Par la suite, notamment en co-organisant deux festivals internationaux – « Villes en biens communs » et « Le Temps des communs »5 –, nous avons continué à pousser la question des communs dans l’espace public, montrant en quoi ils fournissent un cadre théorique partagé à un large éventail d’initiatives citoyennes. Depuis les communs ont pris leur envol si je puis dire, et sont aujourd’hui portés et appropriés à la fois par de nombreux travaux académiques et dans une multiplicité d’arènes.
Les communs dans cette situation ne devrait-il pas alors de dépasser cet enfermement sur des valeurs en concurrence ? Et s’appuyer sur des valeurs plus globales, tout en s’assurant que chacune des valeurs individuelles soit respectée ?

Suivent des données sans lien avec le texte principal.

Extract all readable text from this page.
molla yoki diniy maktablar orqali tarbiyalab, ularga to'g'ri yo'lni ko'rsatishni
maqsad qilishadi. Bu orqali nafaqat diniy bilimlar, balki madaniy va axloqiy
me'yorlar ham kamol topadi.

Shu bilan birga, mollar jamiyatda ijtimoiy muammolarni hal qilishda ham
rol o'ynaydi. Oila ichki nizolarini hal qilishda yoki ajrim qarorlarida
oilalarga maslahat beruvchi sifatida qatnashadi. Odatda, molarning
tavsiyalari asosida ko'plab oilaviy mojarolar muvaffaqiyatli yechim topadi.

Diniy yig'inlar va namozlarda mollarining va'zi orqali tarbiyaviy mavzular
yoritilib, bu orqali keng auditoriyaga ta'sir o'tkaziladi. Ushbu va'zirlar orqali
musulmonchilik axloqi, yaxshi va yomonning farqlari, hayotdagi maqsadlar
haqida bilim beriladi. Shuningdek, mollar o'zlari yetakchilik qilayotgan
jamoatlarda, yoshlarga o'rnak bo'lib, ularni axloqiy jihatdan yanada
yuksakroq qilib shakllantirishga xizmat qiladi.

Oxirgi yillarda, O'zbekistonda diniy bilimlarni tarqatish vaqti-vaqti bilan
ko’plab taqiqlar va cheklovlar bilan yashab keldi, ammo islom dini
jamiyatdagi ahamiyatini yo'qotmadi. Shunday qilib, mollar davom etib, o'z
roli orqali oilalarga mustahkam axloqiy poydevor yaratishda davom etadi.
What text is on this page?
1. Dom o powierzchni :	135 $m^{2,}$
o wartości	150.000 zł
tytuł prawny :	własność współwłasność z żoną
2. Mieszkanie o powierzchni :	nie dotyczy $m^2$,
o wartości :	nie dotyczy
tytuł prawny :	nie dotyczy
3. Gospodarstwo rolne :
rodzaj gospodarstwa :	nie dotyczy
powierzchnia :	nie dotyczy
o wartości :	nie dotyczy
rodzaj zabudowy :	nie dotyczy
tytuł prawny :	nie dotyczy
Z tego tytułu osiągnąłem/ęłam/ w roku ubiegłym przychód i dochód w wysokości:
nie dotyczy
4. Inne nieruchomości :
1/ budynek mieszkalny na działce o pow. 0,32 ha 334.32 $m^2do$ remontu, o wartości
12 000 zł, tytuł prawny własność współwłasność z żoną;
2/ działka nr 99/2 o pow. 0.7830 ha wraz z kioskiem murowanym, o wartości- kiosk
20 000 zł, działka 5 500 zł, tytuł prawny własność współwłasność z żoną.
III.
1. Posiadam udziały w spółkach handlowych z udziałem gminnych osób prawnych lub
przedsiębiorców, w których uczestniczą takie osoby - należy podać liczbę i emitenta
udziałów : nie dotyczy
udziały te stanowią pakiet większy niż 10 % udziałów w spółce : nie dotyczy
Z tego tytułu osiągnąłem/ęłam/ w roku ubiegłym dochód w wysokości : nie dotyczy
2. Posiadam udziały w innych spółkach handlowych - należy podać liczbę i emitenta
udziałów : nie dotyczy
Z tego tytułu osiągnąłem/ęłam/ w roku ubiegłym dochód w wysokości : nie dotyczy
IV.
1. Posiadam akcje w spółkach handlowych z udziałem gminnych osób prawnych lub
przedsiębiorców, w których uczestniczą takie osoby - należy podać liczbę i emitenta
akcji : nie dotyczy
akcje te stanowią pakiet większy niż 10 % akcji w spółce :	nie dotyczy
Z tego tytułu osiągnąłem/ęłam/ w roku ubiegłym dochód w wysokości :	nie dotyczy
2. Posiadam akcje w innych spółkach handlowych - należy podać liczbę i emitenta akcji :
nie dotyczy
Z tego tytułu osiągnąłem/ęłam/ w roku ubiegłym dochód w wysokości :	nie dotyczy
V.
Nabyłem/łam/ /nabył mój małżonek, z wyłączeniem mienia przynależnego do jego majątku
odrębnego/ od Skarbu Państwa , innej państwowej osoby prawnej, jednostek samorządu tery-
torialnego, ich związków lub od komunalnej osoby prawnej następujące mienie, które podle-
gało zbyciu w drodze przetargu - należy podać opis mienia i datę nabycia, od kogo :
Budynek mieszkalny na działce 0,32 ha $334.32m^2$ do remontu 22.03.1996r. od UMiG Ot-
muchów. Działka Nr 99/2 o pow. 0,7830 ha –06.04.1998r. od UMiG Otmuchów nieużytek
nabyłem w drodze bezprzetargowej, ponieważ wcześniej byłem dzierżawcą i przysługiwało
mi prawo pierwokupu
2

Autrefois et parfois encore aujourd’hui, on appelait à gauche à « la convergence des luttes » pour dépasser cette parcellisation des émancipations que vous évoquez. Je n’aime pas tellement cette expression. Mis à part son côté suranné, deux raisons à cela. D’une part elle repose sur une vision défensive et guerrière là ou je crois que nous avons d’abord besoin d’imaginaires et d’alternatives, ce qui ne veut pas dire pour autant absence de conflictualité ou d’enjeux de pouvoirs, mais c’est l’horizon de sens porteur d’espoir qui nous manque avant tout dans la période de grand désarroi intellectuel et politique que nous traversons. D’autre part, l’idée de convergence inscrit dans nos représentations mentales l’idée d’unicité, gommant ainsi toute la complexité liée à la diversité des moteurs de l’engagement individuel et collectif, obfuscant en quelque sorte les désaccords internes aux mouvements sociaux. Il nous faut au contraire construire un espace mental politique rizhomatique, dans lequel les collectifs d’action s’assemblent et se désassemblent en fonction des objets sur lesquels ils portent leur attention et leur capacité créative.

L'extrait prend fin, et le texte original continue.